Идти уже недалеко. Я поравнялся с обителью нашего банкира Дэна Виллоуби — этакая огромная скучная махина из кирпича, с первого взгляда всякий догадается, что в таком доме может жить только тип вроде Дэниела Виллоуби. Напротив, на углу, дом старика Перкинса. С неделю назад сюда въехали новые жильцы. Это один из немногих домов у нас, в Милвилле, которые сдаются внаем, и обитатели его меняются чуть не каждый год. Никто даже не дает себе труда с ними знакомиться — охота время тратить! А дальше, в конце улицы, живет доктор Фабиан.
Еще несколько минут — и я буду у себя, в доме с продырявленной насквозь крышей, в пустых гулких комнатах, наедине с вопросом, на который нет ответа, а за оградой будут меня подстерегать подозрительность и ненависть всего Милвилла.
На той стороне улицы хлопнула дверь, кто-то, громко топая, бежал по веранде. И тотчас раздался крик:
— Уолли, нас хотят бомбить! Сказали по телевизору!
Из темноты приподнялась большая сутулая тень — кто-то лежал на траве или на низко, у самой земли, расставленном шезлонге, я и не видал его, пока он не вскинулся на крик.
В горле у него булькало, он силился что-то сказать и не мог.
— Экстренное сообщение! — кричал тот, с веранды. — Сейчас передают! По телевизору!
Второй, с шезлонга, вскочил и кинулся в дом.
И я тоже кинулся бежать. Домой, во весь дух, не думая, не рассуждая, — ноги сами несли меня.
Я-то думал, у меня еще есть немного времени, а времени нет. Не ждал я, что слух разнесется так быстро.
Потому что это сообщение наверняка только еще слух: предполагается, что могут бомбить… говорят, что в самом крайнем случае на Милвилл, может быть, сбросят бомбу… Но для нас тут разницы нет. Милвиллцам все едино: они не станут разбирать, где слухи, а где факты.
Только этого и не хватало, чтоб ненависть сорвалась с цепи. И все обрушится на меня да, пожалуй, на Джералда Шервуда… будь сейчас в Милвилле Шкалик, досталось бы и ему.

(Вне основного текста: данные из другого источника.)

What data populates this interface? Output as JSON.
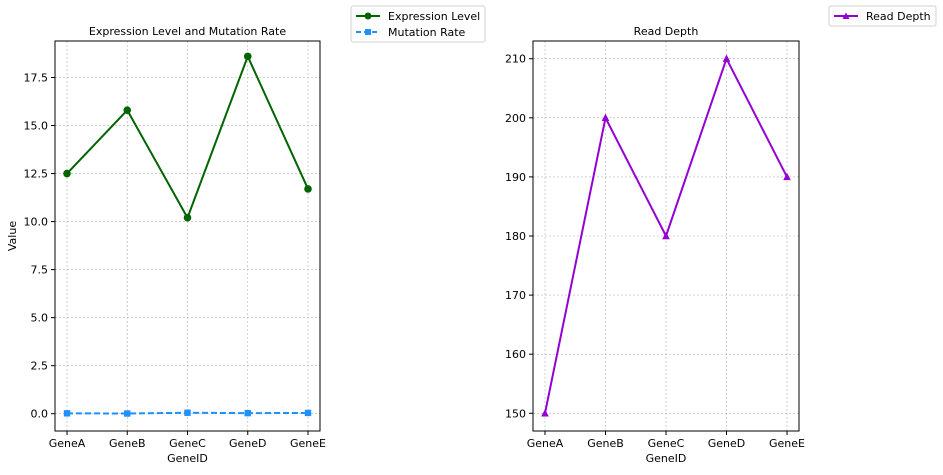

Улица осталась позади; обежав дом доктора Фабиана, я помчался под гору, к сырой низине, где росли долларовые кустики. И уже на полпути спохватился: а Хайрам? Днем он сторожил эти кусты, вдруг он и сейчас там? С разгону я насилу остановился, пригнулся к самой земле. Наскоро окинул взглядом склон холма и низину, потом снова, уже медленно, стал всматриваться в каждую тень, подстерегая малейшее движение, которое выдало бы засаду.
Вдалеке послышались крики; наверху кто-то бежал, громыхали по тротуару тяжелые башмаки. Хлопнула дверь, где-то, за несколько кварталов, взревел мотор и рванула с места машина. Из открытого окна слабо донесся взволнованный голос комментатора «Последних известий», но слов я не разобрал.
Хайрама нигде не было видно.
Я выпрямился и медленно стал спускаться дальше. Вот и сад, теперь напрямик. Впереди уже темнеют старые теплицы и знакомый вяз на углу, тот самый, что поднялся из давнего тоненького побега.
Я дошел до теплиц, остановился на минуту — проверить напоследок, не крадется ли за мною Хайрам, — и двинулся было дальше. Но тут я услышал голос, он позвал меня — и я оцепенел.
Оцепенел, прирос к земле… но ведь я не слышал ни звука!
«Брэдшоу Картер», — вновь позвал беззвучный голос.
И — аромат Лиловости… может быть, даже не аромат, скорее ощущение. Воздух полон им — и вдруг резко, отчетливо вспоминается: так было там, у шалаша Таппера Тайлера, когда Нечто ждало на склоне холма и потом проводило меня домой, на Землю.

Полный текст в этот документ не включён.